Laura Holland’s outstanding leadership and influence on health and social policies in Canada earned her an honorary Doctor of Laws from UBC in 1950.  After graduation from the Montreal General Hospital School of Nursing in 1914, she distinguished herself with service in the Canadian Army Medical Corps and was awarded the Royal Red Cross.  She was made a Commander of the British Empire in 1923 for her work in establishing the first four outpost hospitals in Ontario.  With the Vancouver Children’s Aid Society she reorganized child welfare in BC.
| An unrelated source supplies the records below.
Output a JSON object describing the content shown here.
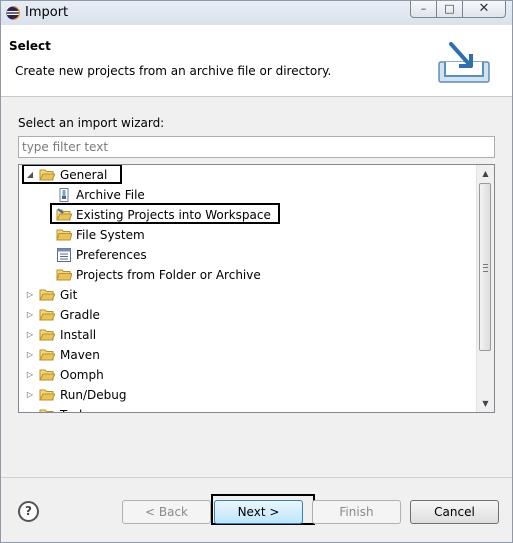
{
  "window": {
    "title": "Import",
    "controls": {
      "minimize": "–",
      "maximize": "□",
      "close": "✕"
    }
  },
  "header": {
    "title": "Select",
    "description": "Create new projects from an archive file or directory.",
    "image_icon": "import-wizard-banner-icon"
  },
  "wizard": {
    "label": "Select an import wizard:",
    "filter_placeholder": "type filter text",
    "filter_value": ""
  },
  "tree": {
    "general": {
      "label": "General",
      "expanded": true
    },
    "general_children": [
      {
        "label": "Archive File",
        "icon": "archive-file-icon"
      },
      {
        "label": "Existing Projects into Workspace",
        "icon": "projects-folder-icon",
        "selected": true
      },
      {
        "label": "File System",
        "icon": "folder-icon"
      },
      {
        "label": "Preferences",
        "icon": "preferences-icon"
      },
      {
        "label": "Projects from Folder or Archive",
        "icon": "folder-icon"
      }
    ],
    "categories": [
      {
        "label": "Git"
      },
      {
        "label": "Gradle"
      },
      {
        "label": "Install"
      },
      {
        "label": "Maven"
      },
      {
        "label": "Oomph"
      },
      {
        "label": "Run/Debug"
      },
      {
        "label": "Tasks"
      }
    ]
  },
  "buttons": {
    "help": "?",
    "back": "< Back",
    "next": "Next >",
    "finish": "Finish",
    "cancel": "Cancel"
  },
  "colors": {
    "folder": "#e8c25a",
    "selection_highlight": "#000000",
    "next_button": "#bee6fd"
  }
}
In 1932 she was appointed Superintendent of Neglected Children, and worked to select and prepare qualified applicants for the Welfare Service Field.  In 1938 she was appointed Advisor to the Ministry of Health and Welfare, and later took an active role in development of the Placement Service and Labour Relations Program of RNABC.   In 2007 she was nominated a “National Historic Person of Canada”.

Contents of Biographical File

  1. Biographical information by Esther Paulson
  2. Curriculum Vitae
  3. “An Important Appointment”, The Canadian Association of Social Workers, June 1927, pp. 447-448.
  4. Notices in The Canadian Nurse, 1934, 1936, 1946, 1950.
  5. Comments by Ethel Warbinek on excerpts of E.F. Watson’s A Summary and Discussion of the History of Child Welfare Services in Vancouver…..related to Laura Holland.
  6. Harry Cassidy, “Laura Holland”.
  7. Correspondence.-1937-1945; 1971.
  8. Citation for honorary doctorate
  9. Laura Holland, “A Better World for the Children of Tomorrow”, Offprint from Canadian Welfare, XXIX, no. 8 (March 1, 1944).
  10. Newspaper clippings
  11. Vignette on Laura Holland for consideration for History of Canadian Nursing
  12. Zilm, Glennis, Comp., “Nomination of Laura Holland as a ‘National Historic Person of Canada’ to Parks Canada, National Historic Sites and Monuments Board,” January 26, 2007. E-mails and letter included.
  13. Glennis Zilm, Ethel Warbinek and Esther Paulson, “Portrait of a Leader: Laura Holland, 1853-1956”.